Opening in October, 2015, Sexy Fish has managed to cement itself quite spectacularly as London's chic-est restaurant. It's a celebrity spotting point, even David Cameron has been seen going for a dinner with George Osborne (and it's still popular...). The latest addition to Caprice Holdings, owners of The Ivy, they must be doing something right.
Starting with a side note, there is actually a sexy shrimp. Who knows if there is an eponymous 'sexy fish' here but thor amboinensis, aka the squat shrimp, is also named the sexy shrimp. I don't know if you can eat it but they're found from the east Pacific to the west Atlantic oceans.
Sexy fish on the other hand, is found in Mayfair. Right on Berkeley Square. Ready with doormen to greet you.

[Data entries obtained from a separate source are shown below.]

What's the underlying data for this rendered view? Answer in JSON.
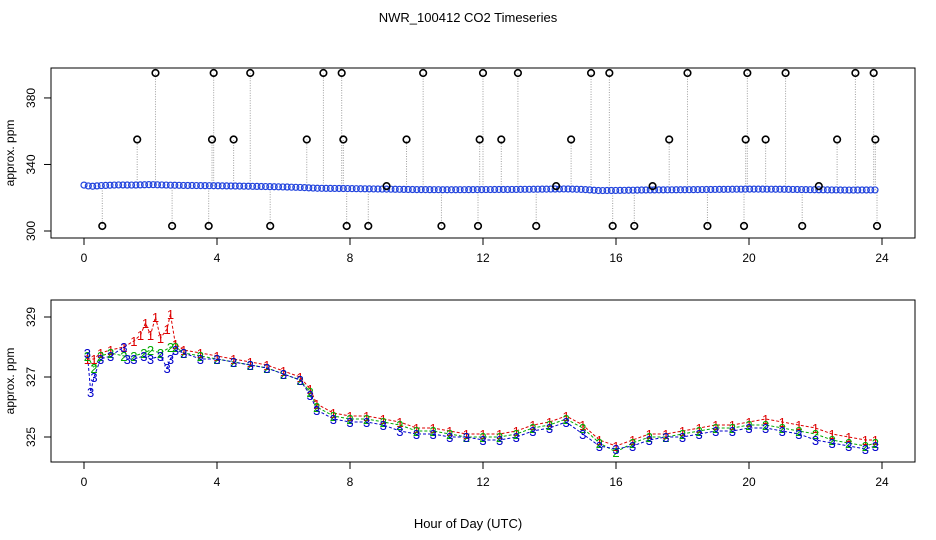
{
  "title": "NWR_100412  CO2 Timeseries",
  "xlabel": "Hour of Day (UTC)",
  "colors": {
    "axis": "#000000",
    "outlier": "#000000",
    "line": "#a0a0a0",
    "series1": "#dd0000",
    "series2": "#00aa00",
    "series3": "#0000cc",
    "point": "#2244dd",
    "cyan": "#00cccc"
  },
  "chart_data": [
    {
      "type": "scatter",
      "panel": "top",
      "ylabel": "approx. ppm",
      "xlim": [
        0,
        24
      ],
      "ylim": [
        300,
        400
      ],
      "xticks": [
        0,
        4,
        8,
        12,
        16,
        20,
        24
      ],
      "yticks": [
        300,
        340,
        380
      ],
      "ytick_labels": [
        "300",
        "340",
        "380"
      ],
      "baseline": [
        [
          0.0,
          327.6
        ],
        [
          0.2,
          326.8
        ],
        [
          0.5,
          327.3
        ],
        [
          1.0,
          327.7
        ],
        [
          1.5,
          327.6
        ],
        [
          2.0,
          327.9
        ],
        [
          2.5,
          327.6
        ],
        [
          3.0,
          327.4
        ],
        [
          4.0,
          327.2
        ],
        [
          5.0,
          326.9
        ],
        [
          6.0,
          326.5
        ],
        [
          6.5,
          326.2
        ],
        [
          7.0,
          325.7
        ],
        [
          7.5,
          325.6
        ],
        [
          8.0,
          325.5
        ],
        [
          9.0,
          325.2
        ],
        [
          10.0,
          324.9
        ],
        [
          11.0,
          324.8
        ],
        [
          12.0,
          324.9
        ],
        [
          13.0,
          325.0
        ],
        [
          14.0,
          325.2
        ],
        [
          14.5,
          325.3
        ],
        [
          15.0,
          325.0
        ],
        [
          15.5,
          324.3
        ],
        [
          16.0,
          324.4
        ],
        [
          17.0,
          324.7
        ],
        [
          18.0,
          324.8
        ],
        [
          19.0,
          325.0
        ],
        [
          19.5,
          325.1
        ],
        [
          20.0,
          325.2
        ],
        [
          21.0,
          325.1
        ],
        [
          22.0,
          324.8
        ],
        [
          23.0,
          324.6
        ],
        [
          23.8,
          324.7
        ]
      ],
      "outliers": [
        [
          0.55,
          303
        ],
        [
          1.6,
          355
        ],
        [
          2.15,
          395
        ],
        [
          2.65,
          303
        ],
        [
          3.75,
          303
        ],
        [
          3.85,
          355
        ],
        [
          3.9,
          395
        ],
        [
          4.5,
          355
        ],
        [
          5.0,
          395
        ],
        [
          5.6,
          303
        ],
        [
          6.7,
          355
        ],
        [
          7.2,
          395
        ],
        [
          7.75,
          395
        ],
        [
          7.8,
          355
        ],
        [
          7.9,
          303
        ],
        [
          8.55,
          303
        ],
        [
          9.1,
          327
        ],
        [
          9.7,
          355
        ],
        [
          10.2,
          395
        ],
        [
          10.75,
          303
        ],
        [
          11.85,
          303
        ],
        [
          11.9,
          355
        ],
        [
          12.0,
          395
        ],
        [
          12.55,
          355
        ],
        [
          13.05,
          395
        ],
        [
          13.6,
          303
        ],
        [
          14.2,
          327
        ],
        [
          14.65,
          355
        ],
        [
          15.25,
          395
        ],
        [
          15.8,
          395
        ],
        [
          15.9,
          303
        ],
        [
          16.55,
          303
        ],
        [
          17.1,
          327
        ],
        [
          17.6,
          355
        ],
        [
          18.15,
          395
        ],
        [
          18.75,
          303
        ],
        [
          19.85,
          303
        ],
        [
          19.9,
          355
        ],
        [
          19.95,
          395
        ],
        [
          20.5,
          355
        ],
        [
          21.1,
          395
        ],
        [
          21.6,
          303
        ],
        [
          22.1,
          327
        ],
        [
          22.65,
          355
        ],
        [
          23.2,
          395
        ],
        [
          23.75,
          395
        ],
        [
          23.8,
          355
        ],
        [
          23.85,
          303
        ]
      ]
    },
    {
      "type": "line",
      "panel": "bottom",
      "ylabel": "approx. ppm",
      "xlim": [
        0,
        24
      ],
      "ylim": [
        324,
        329.5
      ],
      "xticks": [
        0,
        4,
        8,
        12,
        16,
        20,
        24
      ],
      "yticks": [
        325,
        327,
        329
      ],
      "ytick_labels": [
        "325",
        "327",
        "329"
      ],
      "series": [
        {
          "name": "1",
          "values": [
            [
              0.1,
              327.6
            ],
            [
              0.3,
              327.6
            ],
            [
              0.5,
              327.8
            ],
            [
              0.8,
              327.9
            ],
            [
              1.2,
              328.0
            ],
            [
              1.5,
              328.2
            ],
            [
              1.7,
              328.4
            ],
            [
              1.85,
              328.8
            ],
            [
              2.0,
              328.4
            ],
            [
              2.15,
              329.0
            ],
            [
              2.3,
              328.3
            ],
            [
              2.5,
              328.6
            ],
            [
              2.6,
              329.1
            ],
            [
              2.75,
              328.1
            ],
            [
              3.0,
              327.9
            ],
            [
              3.5,
              327.8
            ],
            [
              4.0,
              327.7
            ],
            [
              4.5,
              327.6
            ],
            [
              5.0,
              327.5
            ],
            [
              5.5,
              327.4
            ],
            [
              6.0,
              327.2
            ],
            [
              6.5,
              327.0
            ],
            [
              6.8,
              326.6
            ],
            [
              7.0,
              326.1
            ],
            [
              7.5,
              325.8
            ],
            [
              8.0,
              325.7
            ],
            [
              8.5,
              325.7
            ],
            [
              9.0,
              325.6
            ],
            [
              9.5,
              325.5
            ],
            [
              10.0,
              325.3
            ],
            [
              10.5,
              325.3
            ],
            [
              11.0,
              325.2
            ],
            [
              11.5,
              325.1
            ],
            [
              12.0,
              325.1
            ],
            [
              12.5,
              325.1
            ],
            [
              13.0,
              325.2
            ],
            [
              13.5,
              325.4
            ],
            [
              14.0,
              325.5
            ],
            [
              14.5,
              325.7
            ],
            [
              15.0,
              325.4
            ],
            [
              15.5,
              324.9
            ],
            [
              16.0,
              324.7
            ],
            [
              16.5,
              324.9
            ],
            [
              17.0,
              325.1
            ],
            [
              17.5,
              325.1
            ],
            [
              18.0,
              325.2
            ],
            [
              18.5,
              325.3
            ],
            [
              19.0,
              325.4
            ],
            [
              19.5,
              325.4
            ],
            [
              20.0,
              325.5
            ],
            [
              20.5,
              325.6
            ],
            [
              21.0,
              325.5
            ],
            [
              21.5,
              325.4
            ],
            [
              22.0,
              325.3
            ],
            [
              22.5,
              325.1
            ],
            [
              23.0,
              325.0
            ],
            [
              23.5,
              324.9
            ],
            [
              23.8,
              324.9
            ]
          ]
        },
        {
          "name": "2",
          "values": [
            [
              0.1,
              327.7
            ],
            [
              0.3,
              327.3
            ],
            [
              0.5,
              327.7
            ],
            [
              0.8,
              327.8
            ],
            [
              1.2,
              327.7
            ],
            [
              1.5,
              327.7
            ],
            [
              1.8,
              327.8
            ],
            [
              2.0,
              327.9
            ],
            [
              2.3,
              327.8
            ],
            [
              2.6,
              328.0
            ],
            [
              2.75,
              328.0
            ],
            [
              3.0,
              327.8
            ],
            [
              3.5,
              327.7
            ],
            [
              4.0,
              327.6
            ],
            [
              4.5,
              327.5
            ],
            [
              5.0,
              327.4
            ],
            [
              5.5,
              327.3
            ],
            [
              6.0,
              327.1
            ],
            [
              6.5,
              326.9
            ],
            [
              6.8,
              326.5
            ],
            [
              7.0,
              326.0
            ],
            [
              7.5,
              325.7
            ],
            [
              8.0,
              325.6
            ],
            [
              8.5,
              325.6
            ],
            [
              9.0,
              325.5
            ],
            [
              9.5,
              325.4
            ],
            [
              10.0,
              325.2
            ],
            [
              10.5,
              325.2
            ],
            [
              11.0,
              325.1
            ],
            [
              11.5,
              325.0
            ],
            [
              12.0,
              325.0
            ],
            [
              12.5,
              325.0
            ],
            [
              13.0,
              325.1
            ],
            [
              13.5,
              325.3
            ],
            [
              14.0,
              325.4
            ],
            [
              14.5,
              325.6
            ],
            [
              15.0,
              325.3
            ],
            [
              15.5,
              324.8
            ],
            [
              16.0,
              324.5
            ],
            [
              16.5,
              324.8
            ],
            [
              17.0,
              325.0
            ],
            [
              17.5,
              325.0
            ],
            [
              18.0,
              325.1
            ],
            [
              18.5,
              325.2
            ],
            [
              19.0,
              325.3
            ],
            [
              19.5,
              325.3
            ],
            [
              20.0,
              325.4
            ],
            [
              20.5,
              325.4
            ],
            [
              21.0,
              325.3
            ],
            [
              21.5,
              325.2
            ],
            [
              22.0,
              325.1
            ],
            [
              22.5,
              324.9
            ],
            [
              23.0,
              324.8
            ],
            [
              23.5,
              324.7
            ],
            [
              23.8,
              324.8
            ]
          ]
        },
        {
          "name": "3",
          "values": [
            [
              0.1,
              327.8
            ],
            [
              0.2,
              326.5
            ],
            [
              0.3,
              327.0
            ],
            [
              0.5,
              327.6
            ],
            [
              0.8,
              327.7
            ],
            [
              1.2,
              328.0
            ],
            [
              1.3,
              327.6
            ],
            [
              1.5,
              327.6
            ],
            [
              1.8,
              327.7
            ],
            [
              2.0,
              327.6
            ],
            [
              2.3,
              327.7
            ],
            [
              2.5,
              327.3
            ],
            [
              2.6,
              327.6
            ],
            [
              2.75,
              327.9
            ],
            [
              3.0,
              327.8
            ],
            [
              3.5,
              327.6
            ],
            [
              4.0,
              327.6
            ],
            [
              4.5,
              327.5
            ],
            [
              5.0,
              327.4
            ],
            [
              5.5,
              327.3
            ],
            [
              6.0,
              327.1
            ],
            [
              6.5,
              326.9
            ],
            [
              6.8,
              326.4
            ],
            [
              7.0,
              325.9
            ],
            [
              7.5,
              325.6
            ],
            [
              8.0,
              325.5
            ],
            [
              8.5,
              325.5
            ],
            [
              9.0,
              325.4
            ],
            [
              9.5,
              325.2
            ],
            [
              10.0,
              325.1
            ],
            [
              10.5,
              325.1
            ],
            [
              11.0,
              325.0
            ],
            [
              11.5,
              325.0
            ],
            [
              12.0,
              324.9
            ],
            [
              12.5,
              324.9
            ],
            [
              13.0,
              325.0
            ],
            [
              13.5,
              325.2
            ],
            [
              14.0,
              325.3
            ],
            [
              14.5,
              325.5
            ],
            [
              15.0,
              325.1
            ],
            [
              15.5,
              324.7
            ],
            [
              16.0,
              324.6
            ],
            [
              16.5,
              324.7
            ],
            [
              17.0,
              324.9
            ],
            [
              17.5,
              325.0
            ],
            [
              18.0,
              325.0
            ],
            [
              18.5,
              325.1
            ],
            [
              19.0,
              325.2
            ],
            [
              19.5,
              325.2
            ],
            [
              20.0,
              325.3
            ],
            [
              20.5,
              325.3
            ],
            [
              21.0,
              325.2
            ],
            [
              21.5,
              325.1
            ],
            [
              22.0,
              324.9
            ],
            [
              22.5,
              324.8
            ],
            [
              23.0,
              324.7
            ],
            [
              23.5,
              324.6
            ],
            [
              23.8,
              324.7
            ]
          ]
        }
      ]
    }
  ]
}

It's busy, very busy. It's a Wednesday night and it's packed. There isn't a free table around, bookings are incredibly necessary. It's loud too – the convergence of 100 conversations echoing with the pumping music in the background.
There is a shiny, black crocodile on the wall.
This is as gaudy as restaurants get, but that's why you want to come – it feels rather like an experience, than a dinner. But if it is just dinner you're after, then you're also in luck because not all the money went on those Damien Hirst mermaids, they put some thought into the food.
The evening managed to start out with my favourite, an octopus carpaccio that you'll want to carry around, nibbling forever, licking the lime-y, tangy dressing from your fingers. It then went on the only real disappointment of the night: the sushi. The california maki wasn't bad but the sexy fish roll was three different kinds of fish that you couldn't really taste because of all the greens that had been crammed in, overpowering the whole thing.
Things sparked up again with the baked Alaskan crab that so perfectly melted in your mouth, made sexier with the sour cream dipping sauce. My dining partner texted the next day to say she was still thinking about it.
The mixed vegetable tempura was lovely with a dashi broth beside and the grilled avocado had another wonderful lime-y dressing; I wasn't so fussed about the tofu beside it but across the table was a big fan.
The scallop and monkfish yakitori got better as we made our way to the inner portions of the skewer, down the well cooked, meaty chunks. The miso-glazed Chilean sea bass rounded everything off immaculately and left us somehow full but wanting more.
Just at the end, we shared a single scoop of lychee and rose sorbet that acted as a perfect cherry on top of the proverbial sundae – on top of the actual sorbet was a wafer in the shape of a fin; sexy, indeed.
The prices are not for the faint-hearted, you might need to breath a little before you get the bill, but the food was fantastic overall and the lux atmosphere is an extra pull. But again, book well ahead.